Ask HN: Give equity shares to users. Good or bad idea? - henryzhang0304
I was thinking about how to verify my ideas, market fit, etc. and acquire early users for feedback. Here is a crazy idea:
1. Give users who respond my surveys and become early users and provide feedbacks certain amount of shares. The logic you are investing your time with quality feedback to help me make quality product.
2. No vote right attached to those shares.
3. Only convertable when first version of product is launched or valuation reaches some bar.<p>Any opinions on my idea? Thanks!
======
onion2k
The way to validate your product is to talk to people who actually want the
product. If you buy feedback (with money, shares, etc) then you'll be getting
feedback from people who want the reward, but not necessarily the product.

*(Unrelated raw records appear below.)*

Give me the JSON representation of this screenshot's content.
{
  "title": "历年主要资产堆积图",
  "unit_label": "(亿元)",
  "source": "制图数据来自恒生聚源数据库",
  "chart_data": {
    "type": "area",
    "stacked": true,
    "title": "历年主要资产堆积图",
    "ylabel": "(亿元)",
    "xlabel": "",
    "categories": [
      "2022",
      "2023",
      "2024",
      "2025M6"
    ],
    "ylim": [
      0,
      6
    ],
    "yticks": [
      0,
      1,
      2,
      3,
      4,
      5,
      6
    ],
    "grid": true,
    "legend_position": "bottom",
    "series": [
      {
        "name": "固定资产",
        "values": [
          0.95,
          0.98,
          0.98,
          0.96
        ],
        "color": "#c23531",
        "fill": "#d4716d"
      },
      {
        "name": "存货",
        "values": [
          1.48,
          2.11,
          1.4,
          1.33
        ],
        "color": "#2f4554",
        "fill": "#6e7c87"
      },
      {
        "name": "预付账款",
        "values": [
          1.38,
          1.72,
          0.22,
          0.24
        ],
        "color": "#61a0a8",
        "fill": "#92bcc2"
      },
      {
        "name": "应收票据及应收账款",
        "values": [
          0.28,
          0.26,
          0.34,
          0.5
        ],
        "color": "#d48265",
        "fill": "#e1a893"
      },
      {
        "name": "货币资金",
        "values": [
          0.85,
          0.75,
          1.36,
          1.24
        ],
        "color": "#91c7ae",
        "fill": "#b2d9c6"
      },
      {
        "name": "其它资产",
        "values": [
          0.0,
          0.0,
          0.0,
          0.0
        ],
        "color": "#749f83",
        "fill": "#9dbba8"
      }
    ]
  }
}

Not to mention the fact that if your startup is a success the shares you give
away are going to be diluted to hell as soon as you get any investment, so
you'll only be getting feedback from people who don't understand that their
reward is actually worthless, which would make me question whether or not
their feedback is actually going to be useful. I might even ask if you know
that and you're try to scam people in to giving you feedback for free while
making them think there's something in it for them.

tl;dr It's a bad idea.

------
Isammoc
Not a new idea, many had it before. Nonetheless, it is intellectually
interesting, but not practically.

1\. Those early users would come for "free" money but how do you shares those
shares? Equally by user? by feedback? ponderation by value of the feedback?
How do you value it?

2\. Those early users will sell those shares to who? Your company : Lowering
the capital?

3\. Don't you think that real early users would prefer to use your product for
life instead of having some shares not really easy to fairly create nor to
sell?

------
wayclever
Hello Henry, Kenneth Stein here in Santa Barbara. While I'm inclined to post a
substantive response to your query, I'd rather discuss with you offline. Feel
free to view my LinkedIn profile:
[https://www.linkedin.com/in/kennethsteinesq](https://www.linkedin.com/in/kennethsteinesq)

My email is:kenprivate@gmail.com

Look forward to hearing from you.

------
YuriNiyazov
There are significant issues with having more than 500 people in your cap
table. [http://dealbook.nytimes.com/2011/01/03/facebook-and-
the-500-...](http://dealbook.nytimes.com/2011/01/03/facebook-and-
the-500-person-threshold/)